Historian Doris Kearns Goodwin to speak at SMU on Feb. 24

Presidential historian and Pulitzer-Prize winning author Doris Kearns Goodwin will be the featured speaker at the Anita and Truman Arnold Lecture of the Willis M. Tate Lecture Series Tuesday, Feb. 24.

Doris Kearns GoodwinDALLAS (SMU) – Presidential historian and Pulitzer-Prize winning author Doris Kearns Goodwin will be the featured speaker at the Anita and Truman Arnold Lecture of the Willis M. Tate Lecture Series Tuesday, Feb. 24.

Goodwin will answer questions at the Turner Construction/Wells Fargo Tate Student Forum at 4:30 p.m. Tuesday in the Hughes-Trigg Student Center Ballroom, 3140 Dyer St.  The student forum is a lively question-and-answer session with Tate speakers for area high school students, SMU students, faculty and staff.

The Anita and Truman Arnold Tate Lecture will be at 8 p.m. Tuesday at SMU’s McFarlin Auditorium, 6405 Boaz Ln.  Bill McKenzie, editorial director for the George W. Bush Institute, will moderate the sold-out program.

Goodwin has written six critically acclaimed and New York Times best-selling books. Her most recent is The Bully Pulpit: Theodore Roosevelt, William Howard Taft, and the Golden Age of Journalism. Goodwin won the Pulitzer Prize in 1995 for No Ordinary Time: Franklin & Eleanor Roosevelt: The Home Front in World War II. Her other books are Team of Rivals: The Political Genius of Abraham Lincoln; Wait Till Next Year; The Fitzgeralds and the Kennedys; and Lyndon Johnson and the American Dream.

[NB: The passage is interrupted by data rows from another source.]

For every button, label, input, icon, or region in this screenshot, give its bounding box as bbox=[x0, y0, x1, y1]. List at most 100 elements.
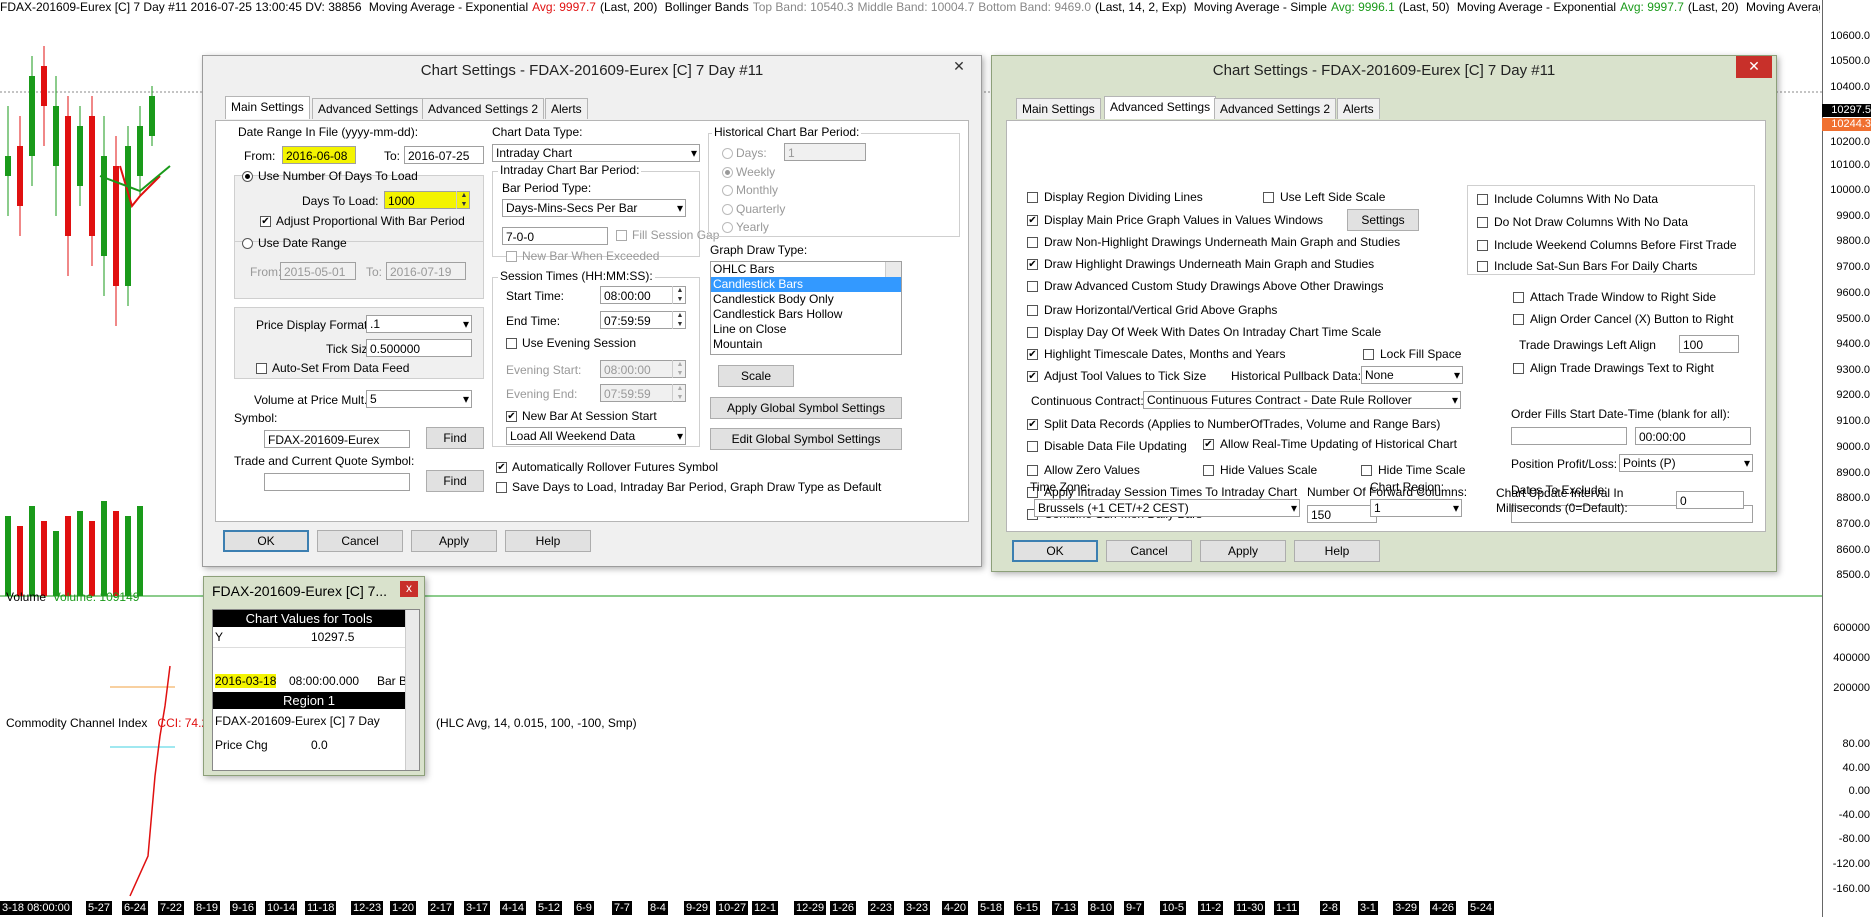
tab-main-settings[interactable]: Main Settings bbox=[225, 96, 310, 119]
symbol-input[interactable]: FDAX-201609-Eurex bbox=[264, 430, 410, 448]
evening-start-spinner[interactable]: ▲ ▼ bbox=[672, 360, 687, 378]
save-days-checkbox[interactable] bbox=[496, 482, 507, 493]
pl-select[interactable]: Points (P) bbox=[1619, 454, 1753, 472]
tab-advanced-settings[interactable]: Advanced Settings bbox=[312, 98, 425, 119]
fills-time-input[interactable]: 00:00:00 bbox=[1635, 427, 1751, 445]
use-evening-checkbox[interactable] bbox=[506, 338, 517, 349]
opt-main-values-checkbox[interactable]: ✔ bbox=[1027, 215, 1038, 226]
scale-button[interactable]: Scale bbox=[718, 365, 794, 387]
opt-region-lines-checkbox[interactable] bbox=[1027, 192, 1038, 203]
end-time-spinner[interactable]: ▲ ▼ bbox=[672, 311, 687, 329]
opt-disable-update-checkbox[interactable] bbox=[1027, 441, 1038, 452]
new-bar-session-checkbox[interactable]: ✔ bbox=[506, 411, 517, 422]
hist-days-radio[interactable] bbox=[722, 148, 733, 159]
region-select[interactable]: 1 bbox=[1370, 499, 1462, 517]
apply-button[interactable]: Apply bbox=[411, 530, 497, 552]
timezone-select[interactable]: Brussels (+1 CET/+2 CEST) bbox=[1034, 499, 1300, 517]
opt-adjust-tool-checkbox[interactable]: ✔ bbox=[1027, 371, 1038, 382]
fwd-cols-input[interactable]: 150 bbox=[1307, 505, 1377, 523]
trade-symbol-input[interactable] bbox=[264, 473, 410, 491]
opt-nonhighlight-checkbox[interactable] bbox=[1027, 237, 1038, 248]
hist-monthly-radio[interactable] bbox=[722, 185, 733, 196]
from-date-input[interactable]: 2016-06-08 bbox=[282, 146, 356, 164]
graph-draw-listbox[interactable]: OHLC Bars Candlestick Bars Candlestick B… bbox=[710, 261, 902, 355]
edit-global-symbol-button[interactable]: Edit Global Symbol Settings bbox=[710, 428, 902, 450]
start-time-spinner[interactable]: ▲ ▼ bbox=[672, 286, 687, 304]
cancel-button[interactable]: Cancel bbox=[1106, 540, 1192, 562]
use-days-radio[interactable] bbox=[242, 171, 253, 182]
days-spinner[interactable]: ▲ ▼ bbox=[456, 191, 471, 209]
help-button[interactable]: Help bbox=[1294, 540, 1380, 562]
ok-button[interactable]: OK bbox=[223, 530, 309, 552]
opt-allow-rt-checkbox[interactable]: ✔ bbox=[1203, 439, 1214, 450]
graph-draw-option[interactable]: Candlestick Body Only bbox=[711, 292, 901, 307]
graph-draw-option-selected[interactable]: Candlestick Bars bbox=[711, 277, 901, 292]
listbox-scrollbar[interactable] bbox=[885, 262, 901, 277]
opt-hl-timescale-checkbox[interactable]: ✔ bbox=[1027, 349, 1038, 360]
apply-button[interactable]: Apply bbox=[1200, 540, 1286, 562]
pullback-select[interactable]: None bbox=[1361, 366, 1463, 384]
date-axis[interactable]: 3-18 08:00:00 5-27 6-24 7-22 8-19 9-16 10-14 11… bbox=[0, 899, 1822, 917]
use-date-range-radio[interactable] bbox=[242, 238, 253, 249]
graph-draw-option[interactable]: Mountain bbox=[711, 337, 901, 352]
tab-alerts[interactable]: Alerts bbox=[545, 98, 588, 119]
settings-button[interactable]: Settings bbox=[1347, 209, 1419, 231]
opt-highlight-checkbox[interactable]: ✔ bbox=[1027, 259, 1038, 270]
fills-date-input[interactable] bbox=[1511, 427, 1627, 445]
interval-input[interactable]: 0 bbox=[1676, 491, 1744, 509]
new-bar-exceeded-checkbox[interactable] bbox=[506, 251, 517, 262]
adjust-proportional-checkbox[interactable]: ✔ bbox=[260, 216, 271, 227]
opt-lock-fill-checkbox[interactable] bbox=[1363, 349, 1374, 360]
vap-select[interactable]: 5 bbox=[366, 390, 472, 408]
autoset-checkbox[interactable] bbox=[256, 363, 267, 374]
close-icon[interactable]: ✕ bbox=[945, 56, 973, 78]
to-date-input[interactable]: 2016-07-25 bbox=[404, 146, 484, 164]
opt-dow-checkbox[interactable] bbox=[1027, 327, 1038, 338]
opt-attach-trade-checkbox[interactable] bbox=[1513, 292, 1524, 303]
opt-split-checkbox[interactable]: ✔ bbox=[1027, 419, 1038, 430]
graph-draw-option[interactable]: OHLC Bars bbox=[711, 262, 901, 277]
evening-end-spinner[interactable]: ▲ ▼ bbox=[672, 384, 687, 402]
tab-advanced-settings-2[interactable]: Advanced Settings 2 bbox=[422, 98, 545, 119]
hist-weekly-radio[interactable] bbox=[722, 167, 733, 178]
apply-global-symbol-button[interactable]: Apply Global Symbol Settings bbox=[710, 397, 902, 419]
opt-align-cancel-checkbox[interactable] bbox=[1513, 314, 1524, 325]
trade-align-input[interactable]: 100 bbox=[1679, 335, 1739, 353]
chart-data-type-select[interactable]: Intraday Chart bbox=[492, 144, 700, 162]
hist-quarterly-radio[interactable] bbox=[722, 204, 733, 215]
close-icon[interactable]: x bbox=[400, 581, 418, 597]
weekend-data-select[interactable]: Load All Weekend Data bbox=[506, 427, 686, 445]
opt-inc-no-data-checkbox[interactable] bbox=[1477, 194, 1488, 205]
opt-sat-sun-checkbox[interactable] bbox=[1477, 261, 1488, 272]
range-from-input[interactable]: 2015-05-01 bbox=[280, 262, 356, 280]
opt-weekend-cols-checkbox[interactable] bbox=[1477, 240, 1488, 251]
price-axis[interactable]: 10600.0 10500.0 10400.0 10200.0 10100.0 10000… bbox=[1822, 0, 1871, 917]
help-button[interactable]: Help bbox=[505, 530, 591, 552]
price-format-select[interactable]: .1 bbox=[366, 315, 472, 333]
bar-period-type-select[interactable]: Days-Mins-Secs Per Bar bbox=[502, 199, 686, 217]
opt-align-text-checkbox[interactable] bbox=[1513, 363, 1524, 374]
ok-button[interactable]: OK bbox=[1012, 540, 1098, 562]
opt-grid-checkbox[interactable] bbox=[1027, 305, 1038, 316]
bar-period-input[interactable]: 7-0-0 bbox=[502, 227, 608, 245]
tab-advanced-settings-2[interactable]: Advanced Settings 2 bbox=[1214, 98, 1337, 119]
hist-yearly-radio[interactable] bbox=[722, 222, 733, 233]
hist-days-input[interactable]: 1 bbox=[784, 143, 866, 161]
opt-hide-values-checkbox[interactable] bbox=[1203, 465, 1214, 476]
opt-left-scale-checkbox[interactable] bbox=[1263, 192, 1274, 203]
cont-contract-select[interactable]: Continuous Futures Contract - Date Rule … bbox=[1143, 391, 1461, 409]
opt-hide-time-checkbox[interactable] bbox=[1361, 465, 1372, 476]
values-scrollbar[interactable] bbox=[405, 610, 419, 770]
range-to-input[interactable]: 2016-07-19 bbox=[386, 262, 466, 280]
graph-draw-option[interactable]: Line on Close bbox=[711, 322, 901, 337]
tick-size-input[interactable]: 0.500000 bbox=[366, 339, 472, 357]
tab-main-settings[interactable]: Main Settings bbox=[1016, 98, 1101, 119]
opt-zero-checkbox[interactable] bbox=[1027, 465, 1038, 476]
find-symbol-button[interactable]: Find bbox=[426, 427, 484, 449]
close-icon[interactable]: ✕ bbox=[1736, 56, 1772, 78]
tab-advanced-settings[interactable]: Advanced Settings bbox=[1104, 96, 1217, 119]
opt-adv-custom-checkbox[interactable] bbox=[1027, 281, 1038, 292]
cancel-button[interactable]: Cancel bbox=[317, 530, 403, 552]
fill-session-gap-checkbox[interactable] bbox=[616, 230, 627, 241]
opt-no-draw-no-data-checkbox[interactable] bbox=[1477, 217, 1488, 228]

She served as an assistant to President Johnson in his last year in the White House and later assisted him in the preparation of his memoirs. Goodwin has served as a consultant for PBS and History Channel documentaries as well as for filmmaker Ken Burns, and she frequently appears on NBC, MSNBC, CBS, ABC, FOX and CNN. Goodwin earned a Ph.D. in government from Harvard University.